Che ne sarà dei festival cinematografici nel 2021?

Se c’è una cosa che il 2020 ci ha insegnato è di non far mai mancare non solo un piano B, ma una serie di scenari di emergenza just in case. Abbiamo imparato a fare tante cose nel 2020 (non solo il pane) e l’industria dei festival cinematografici si è attrezzata (fatta eccezione per SXSW, Tribeca, Cannes e Telluride che hanno cancellato) per spostare online le proprie edizioni o fare un mix di digitale e fisico. Venezia è stato uno dei pochissimi festival ad aver mantenuto l’appuntamento di persona, con un’edizione sicura e distanziata. Ma era inizio settembre e la curva dei contagi rasentava livelli bassissimi dopo l’estate.

Il Direttore del Festival di Venezia, Alberto Barbera e la Presidentessa della Giuria dell’edizione 77 Cate Blanchett, si salutano con una “gomitata” (il saluto ufficiale del 2020) alla cerimonia di apertura.

Senza festival, by the way, molti film non hanno potuto avere le loro prime, o sono state fatte slittare. Un esempio è Pink Skies Ahead, il debutto dietro la macchina da presa di Kelly Oxford, che doveva avere la sua premiere mondiale il 13 marzo 2020 a SXSW. Il film è stato presentato quindi all’AFI Fest il 18 ottobre (con MTV Films che si era già accaparrata i diritti di distribuzione).

Tantissimi distributori hanno sospeso o posticipato l’uscita delle loro pellicole. Wonder Woman 1984 è stato posticipato due volte prima di uscire nei cinema (nei Paesi dove i cinema sono aperti, naturalmente) e digitalmente nel mese di dicembre.

Dato che con la pandemia dovremo continuare a convivere almeno per un po’, almeno finché non saremo bene o male quasi tutti vaccinati (ah, già che ci siamo: se sei un no vax o un negazionista puoi anche non rivolgermi mai più la parola), possiamo dire di avere dalla nostra il senno di poi. E così anche il mondo dei festival ha appreso la lezione 2020 e si è attrezzato per poter offrire, qualsiasi cosa accada, un’esperienza senza dubbio diversa ma quantomeno valevole.

La giuria del 77esimo Festival del Cinema di Venezia.

Sundance sarà virtuale a fine gennaio, ma offrirà negli USA una serie di proiezioni su tutto il territorio. Erano state previste anche delle proiezioni in modalità drive-in a Los Angeles, ma sono state cancellate a causa dell’impennata di contagi in California.

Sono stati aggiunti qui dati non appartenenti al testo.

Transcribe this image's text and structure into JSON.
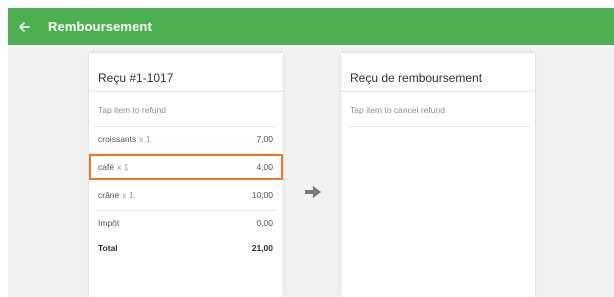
{
  "appbar": {
    "title": "Remboursement",
    "back_icon": "arrow-left-icon",
    "color": "#4caf50"
  },
  "receipt": {
    "title": "Reçu #1-1017",
    "hint": "Tap item to refund",
    "items": [
      {
        "name": "croissants",
        "qty": "x 1",
        "price": "7,00"
      },
      {
        "name": "café",
        "qty": "x 1",
        "price": "4,00",
        "selected": true
      },
      {
        "name": "crâne",
        "qty": "x 1",
        "price": "10,00"
      }
    ],
    "tax": {
      "label": "Impôt",
      "amount": "0,00"
    },
    "total": {
      "label": "Total",
      "amount": "21,00"
    }
  },
  "refund": {
    "title": "Reçu de remboursement",
    "hint": "Tap item to cancel refund"
  },
  "transfer_icon": "arrow-right-icon",
  "highlight_color": "#e8792b"
}
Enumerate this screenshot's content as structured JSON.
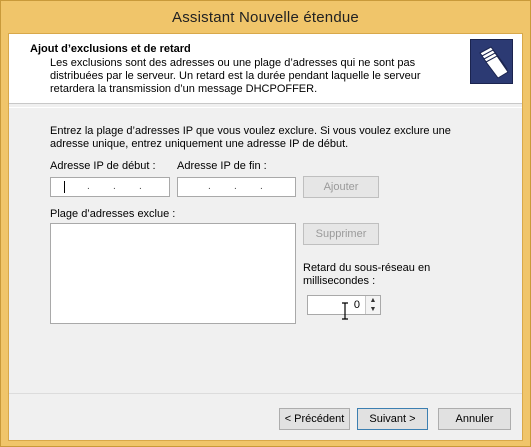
{
  "window": {
    "title": "Assistant Nouvelle étendue"
  },
  "header": {
    "title": "Ajout d’exclusions et de retard",
    "description": "Les exclusions sont des adresses ou une plage d’adresses qui ne sont pas distribuées par le serveur. Un retard est la durée pendant laquelle le serveur retardera la transmission d’un message DHCPOFFER.",
    "icon": "folders-icon"
  },
  "body": {
    "intro": "Entrez la plage d’adresses IP que vous voulez exclure. Si vous voulez exclure une adresse unique, entrez uniquement une adresse IP de début.",
    "start_ip_label": "Adresse IP de début :",
    "start_ip_value": "",
    "end_ip_label": "Adresse IP de fin :",
    "end_ip_value": "",
    "add_button": "Ajouter",
    "excluded_label": "Plage d’adresses exclue :",
    "excluded_items": [],
    "remove_button": "Supprimer",
    "delay_label": "Retard du sous-réseau en millisecondes :",
    "delay_value": "0"
  },
  "footer": {
    "back_button": "< Précédent",
    "next_button": "Suivant >",
    "cancel_button": "Annuler"
  },
  "colors": {
    "frame": "#f0c56a",
    "icon_bg": "#2c3a73",
    "dialog_bg": "#f0f0f0"
  }
}
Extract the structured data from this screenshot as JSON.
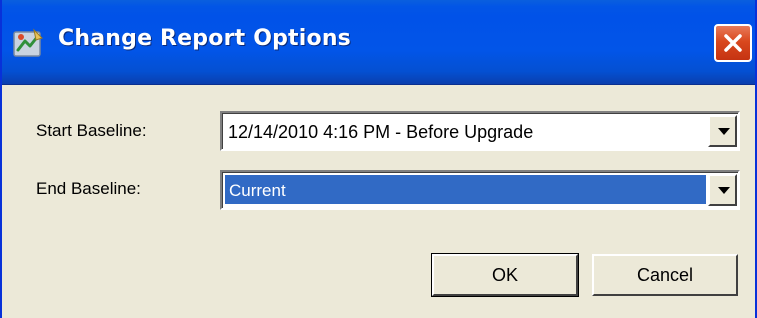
{
  "window": {
    "title": "Change Report Options"
  },
  "form": {
    "start_baseline_label": "Start Baseline:",
    "start_baseline_value": "12/14/2010 4:16 PM - Before Upgrade",
    "end_baseline_label": "End Baseline:",
    "end_baseline_value": "Current"
  },
  "buttons": {
    "ok_label": "OK",
    "cancel_label": "Cancel"
  },
  "colors": {
    "titlebar": "#0255e8",
    "selection": "#316ac5",
    "close_button": "#d9481e",
    "dialog_background": "#ece9d8"
  },
  "icons": {
    "app": "report-options-icon",
    "close": "close-icon",
    "dropdown": "chevron-down-icon"
  }
}
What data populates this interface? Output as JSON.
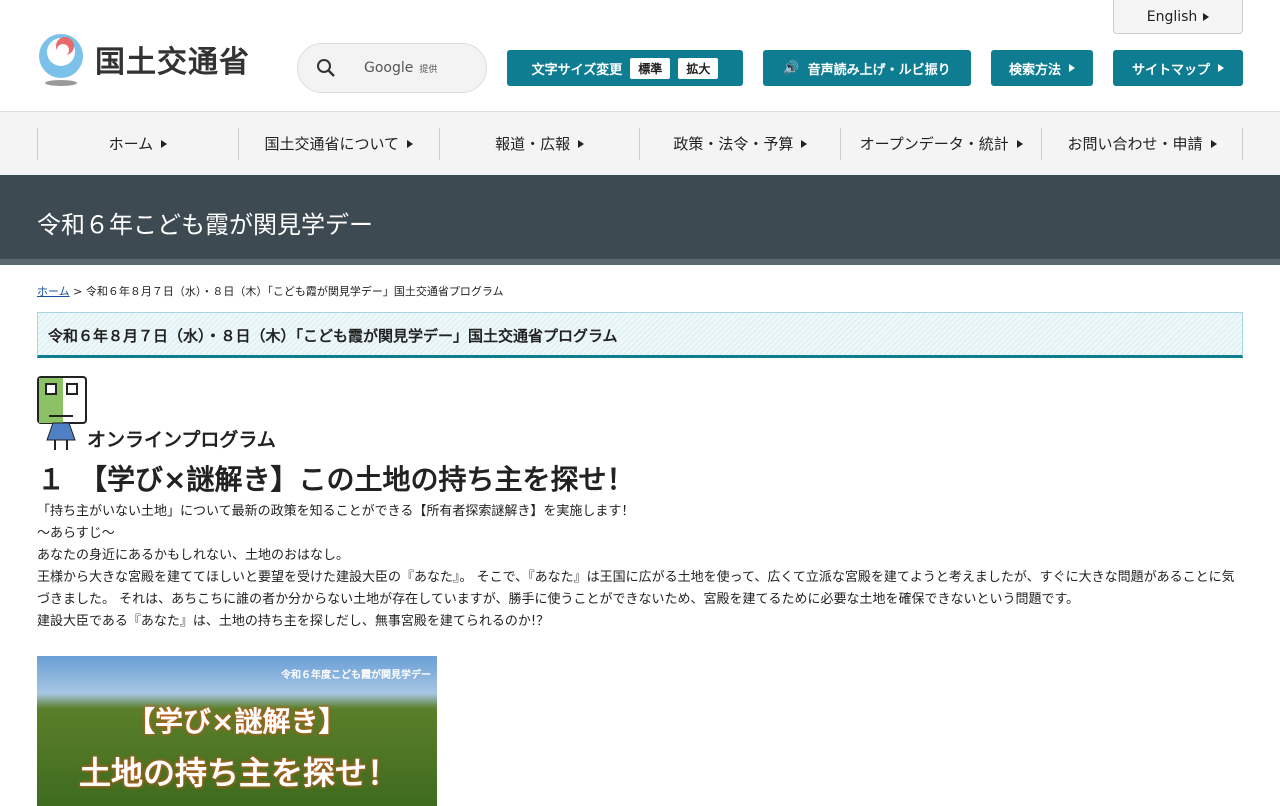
{
  "header": {
    "english": "English",
    "logo_text": "国土交通省",
    "search_brand": "Google",
    "search_provided": "提供",
    "font_size_label": "文字サイズ変更",
    "font_standard": "標準",
    "font_large": "拡大",
    "read_aloud": "音声読み上げ・ルビ振り",
    "search_method": "検索方法",
    "sitemap": "サイトマップ"
  },
  "nav": [
    "ホーム",
    "国土交通省について",
    "報道・広報",
    "政策・法令・予算",
    "オープンデータ・統計",
    "お問い合わせ・申請"
  ],
  "banner": "令和６年こども霞が関見学デー",
  "breadcrumb": {
    "home": "ホーム",
    "sep": " > ",
    "current": "令和６年８月７日（水）・８日（木）「こども霞が関見学デー」国土交通省プログラム"
  },
  "heading": "令和６年８月７日（水）・８日（木）「こども霞が関見学デー」国土交通省プログラム",
  "section": "オンラインプログラム",
  "program_title": "１　【学び×謎解き】この土地の持ち主を探せ！",
  "paragraphs": [
    "「持ち主がいない土地」について最新の政策を知ることができる【所有者探索謎解き】を実施します！",
    "～あらすじ～",
    "あなたの身近にあるかもしれない、土地のおはなし。",
    "王様から大きな宮殿を建ててほしいと要望を受けた建設大臣の『あなた』。 そこで、『あなた』は王国に広がる土地を使って、広くて立派な宮殿を建てようと考えましたが、すぐに大きな問題があることに気づきました。 それは、あちこちに誰の者か分からない土地が存在していますが、勝手に使うことができないため、宮殿を建てるために必要な土地を確保できないという問題です。",
    "建設大臣である『あなた』は、土地の持ち主を探しだし、無事宮殿を建てられるのか!？"
  ],
  "image": {
    "caption": "令和６年度こども霞が関見学デー",
    "line1": "【学び×謎解き】",
    "line2": "土地の持ち主を探せ！"
  }
}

Anche la Berlinale terrà un’edizione virtuale, nel mese di marzo, a cui faranno seguito una serie di proiezioni fisiche in estate (auspicando che la curva come la scorsa estate si abbassi e, you know, la gente si vada a vaccinare).

Ha deciso di cancellare l’edizione 2021 il Palm Springs Film Festival, una delle vetrine più importanti per i film internazionali che aspirano a una delle 5 nomination come miglior film straniero agli Oscar.

Un altro appuntamento importante per la Oscar season è il Santa Barbara Film Festival, che al momento ha in calendario un’edizione fisica dal 31 marzo al 10 aprile, edizione il cui svolgimento è stato predisposto interamente all’aperto – pandemia permettendo, obvi.

Cannes, come l’anno scorso, è in stato confusionale. Per ora il mese di maggio è, come di consueto, bloccato in calendario. Tuttavia “abbiamo opzioni nel caso in cui la situazione non migliori … Il festival si svolgerà quest’anno” ha detto la portavoce del Festival di Cannes Aida Belloulid. Una delle possibilità è che il festival si svolga in date alternative, tra cui la fine di giugno o la fine di luglio, andando potenzialmente a “scontrarsi” con altri importanti festival europei previsti in estate.

Eccomi al Festival di Cannes ormai 10 anni fa (DIECI!!!!!) accompagnata da mia mamma e mio fratello.
Non ero in gara, ma ho partecipato allo Short Film Corner con il mio corto “Lars”.

Venezia ha già fissato le date in calendario per i primi 10 giorni di settembre, mentre a Toronto il direttore della programmazione del TIFF Cameron Bailey ha dichiarato “In questo momento ci stiamo organizzando per ogni scenario. Speriamo di poter dare il benvenuto alle persone nei cinema di Toronto a settembre e che i progressi del vaccino consentiranno di allentare le restrizioni alle frontiere”. Allo stesso tempo, ha aggiunto, “Dobbiamo anche prepararci a scenari meno rosei. In ogni caso, distribuire almeno una parte del festival online farà parte del nostro futuro, e forse anche per molti altri festival”.